Lunch at home was pretty tense. Mum was at work as usual, so Dad was in charge. Bella was barely speaking to anyone, and although she didn’t get cross with me when I explained about Katie and her friends, she was upset to hear that I hadn’t managed to see Sam.
We finished eating the fish-finger sandwiches Dad had made and I was helping clear the table when I got a text from Tansy. ‘She wants to know if I can go round to hers this afternoon,’ I told Dad. ‘That’s OK, isn’t it?’
‘I should think so. But if you want to go anywhere else from there you need to let me know.’
‘Why?’ Bella protested in a pained sort of voice. ‘I thought you said the country was safer than the town!’
‘Don’t you start with that tone of voice, young lady,’ Dad snapped at her, far more forcefully than he usually does.
‘OK, Dad,’ I said quickly, realising that with the mood he was in I’d have to be careful how I handled him.
Tansy must have been waiting for me because the second I set foot on her front porch she flung open the door and pulled me inside. ‘Guess who’s here?’ she said excitedly.
‘Your mum?’
‘No! Well, yes, she’s here too … but I meant your aunt!’
‘OK …’ I wasn’t sure where this was going so I waited to hear more.
‘Dad invited her round to look at some stuff he found when he went through the garage – stuff that belonged to Murray.’
‘Tansy!’ called out an unfamiliar female voice. An attractive woman of about Mum’s age walked into the hall. She was slim with dark hair and she wore a white blouse tucked into blue trousers.
‘Mum, this is Libby,’ Tansy introduced me at once.
‘Hello, Libby,’ the woman said with a friendly smile. ‘I’ve heard a lot about you.’ She turned to Tansy. ‘Darling, I must go and check in to my hotel but we can talk more this evening.’ She leaned forward and kissed Tansy on her forehead, then pulled her close and hugged her tightly. ‘I don’t want you to worry. Everything will be fine, whatever you decide.

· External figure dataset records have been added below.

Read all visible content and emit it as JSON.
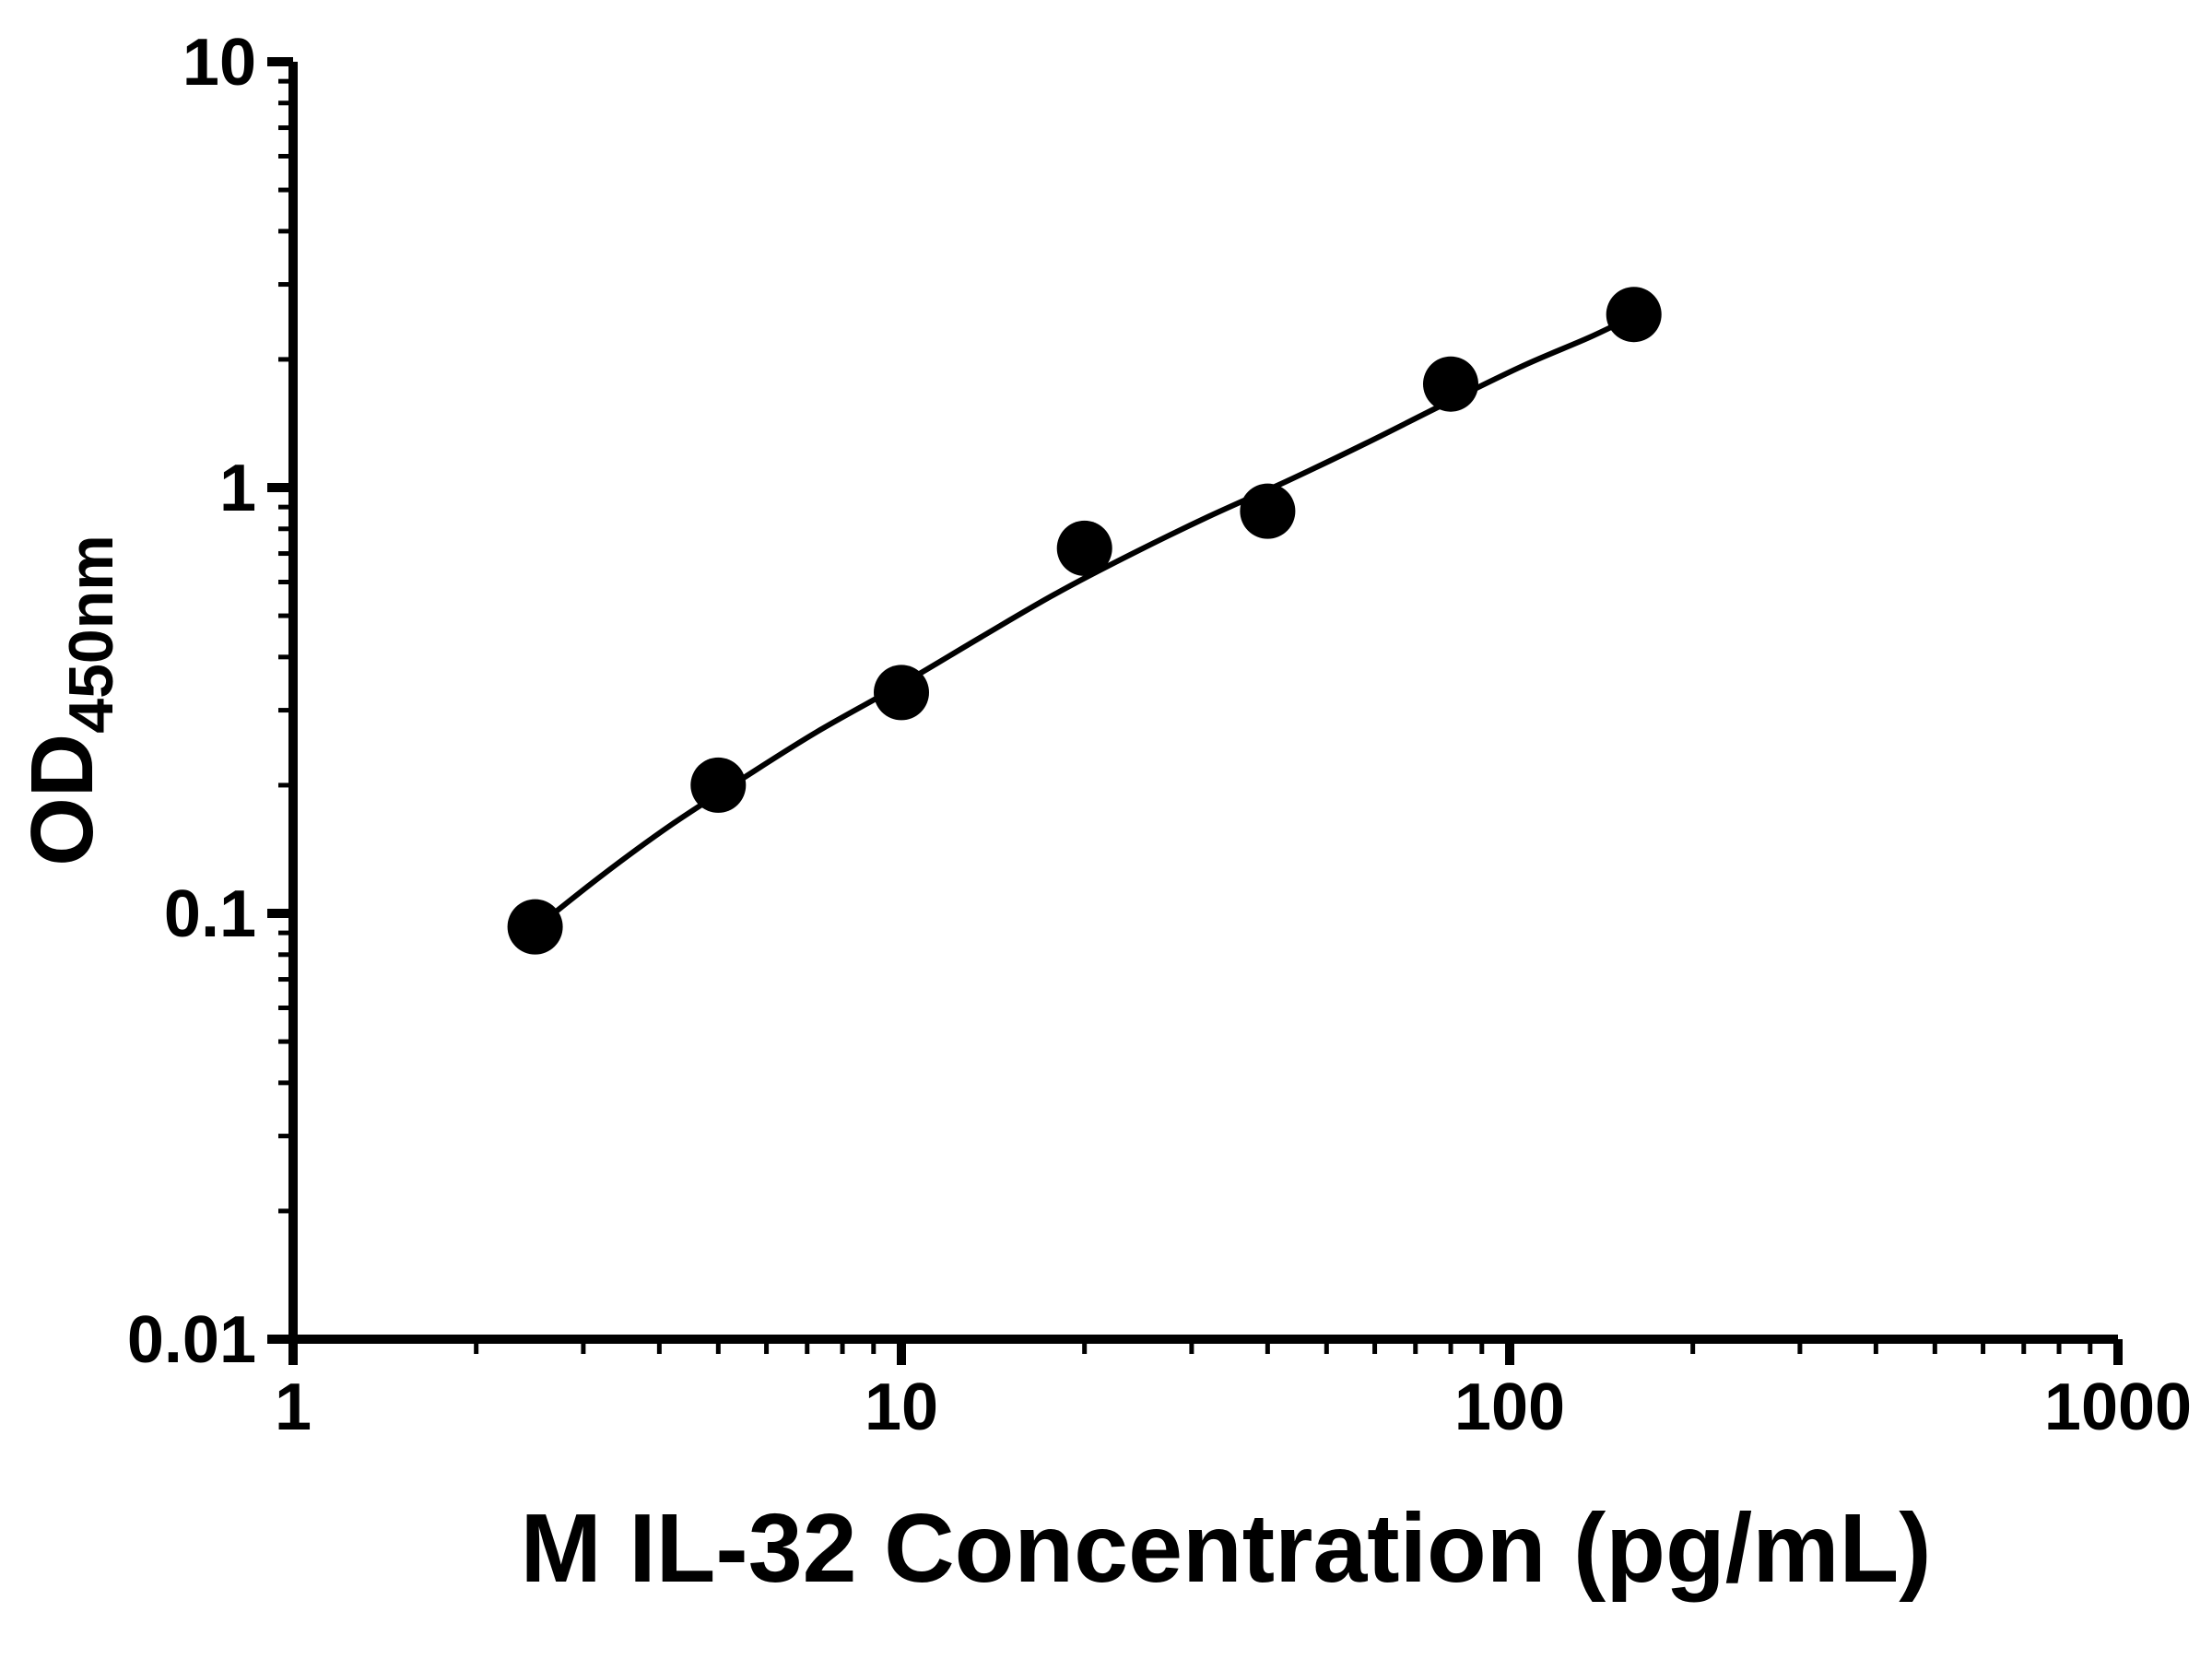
{
  "figure": {
    "background": "#ffffff"
  },
  "chart_data": {
    "type": "scatter",
    "title": "",
    "xlabel": "M IL-32 Concentration (pg/mL)",
    "ylabel": "OD450nm",
    "ylabel_main": "OD",
    "ylabel_sub": "450nm",
    "x_scale": "log10",
    "y_scale": "log10",
    "xlim": [
      1,
      1000
    ],
    "ylim": [
      0.01,
      10
    ],
    "grid": false,
    "legend": "none",
    "marker": {
      "shape": "circle",
      "color": "#000000",
      "radius": 30
    },
    "line_color": "#000000",
    "axis_color": "#000000",
    "x_ticks": [
      {
        "value": 1,
        "label": "1"
      },
      {
        "value": 10,
        "label": "10"
      },
      {
        "value": 100,
        "label": "100"
      },
      {
        "value": 1000,
        "label": "1000"
      }
    ],
    "y_ticks": [
      {
        "value": 0.01,
        "label": "0.01"
      },
      {
        "value": 0.1,
        "label": "0.1"
      },
      {
        "value": 1,
        "label": "1"
      },
      {
        "value": 10,
        "label": "10"
      }
    ],
    "minor_ticks": true,
    "points": [
      {
        "x": 2.5,
        "y": 0.093
      },
      {
        "x": 5,
        "y": 0.2
      },
      {
        "x": 10,
        "y": 0.33
      },
      {
        "x": 20,
        "y": 0.72
      },
      {
        "x": 40,
        "y": 0.88
      },
      {
        "x": 80,
        "y": 1.75
      },
      {
        "x": 160,
        "y": 2.55
      }
    ],
    "fit_curve": [
      [
        2.4,
        0.088
      ],
      [
        3.2,
        0.122
      ],
      [
        4.2,
        0.162
      ],
      [
        5.5,
        0.208
      ],
      [
        7.3,
        0.268
      ],
      [
        10,
        0.345
      ],
      [
        13.5,
        0.445
      ],
      [
        18,
        0.565
      ],
      [
        24,
        0.7
      ],
      [
        32,
        0.855
      ],
      [
        43,
        1.035
      ],
      [
        58,
        1.27
      ],
      [
        78,
        1.57
      ],
      [
        105,
        1.93
      ],
      [
        135,
        2.25
      ],
      [
        163,
        2.56
      ]
    ]
  }
}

You know Daddy and I both just want you to be happy.’
I half expected Tansy to say that if that were true then she shouldn’t have disappeared off to Africa for four months, but instead Tansy murmured, ‘OK, Mum,’ seeming only too pleased to have such a big fuss made of her.
As we watched her mum walk down the drive and on to the street where she’d left her car I asked, ‘Did you tell her how bad you felt about her going away?’
Tansy nodded. ‘It’s sort of difficult not to tell her how I feel about stuff. If I’m ever worried or in a bad mood about anything, she always picks up on it and asks me about it.’ Her eyes suddenly went a bit shiny with tears, as if she was finally letting herself feel how much she’d been missing her mum.
‘So what are you going to do now?’ I asked.
‘I don’t know. She really wants me to go back to Southampton with her.’
‘Can’t she move here instead?’ I suggested hopefully.
Tansy shook her head. ‘Her job is there.’
‘What does your dad say about it?’
‘That it’s up to me.’
Before I could say anything else she swiftly changed the subject. ‘Come on. Dad’s got something to show you. We need to tell him you’re here.’
Five minutes later I was walking to the garage at the side of the house with Tansy, her dad and Aunt Thecla. I tried to sneak a look at my aunt to see how much she knew, but her face was giving away nothing.
‘I found some of my brother’s old things in here, Libby, and there’s something I’d like you to look at,’ Tansy’s dad said as he unlocked the garage door.
Aunt Thecla suddenly placed her hand on my shoulder and said, ‘Michael wants to give this to your father because he thinks that’s what Murray would have wanted. I’m not so sure though. I wanted to see what you thought about it first.’
I was certain then that I knew what it was they had found.
‘I’m sure Dad would love to have Murray’s cricket bat,’ I said without hesitation. ‘I think it would mean a lot to him.’
‘Oh, but we’re not talking about the cricket bat,’ my aunt said as Tansy’s dad opened the garage door and stepped aside.
I just stared. Because there, standing among a whole lot of other junk, was a very old-fashioned and very rusty-looking motorbike.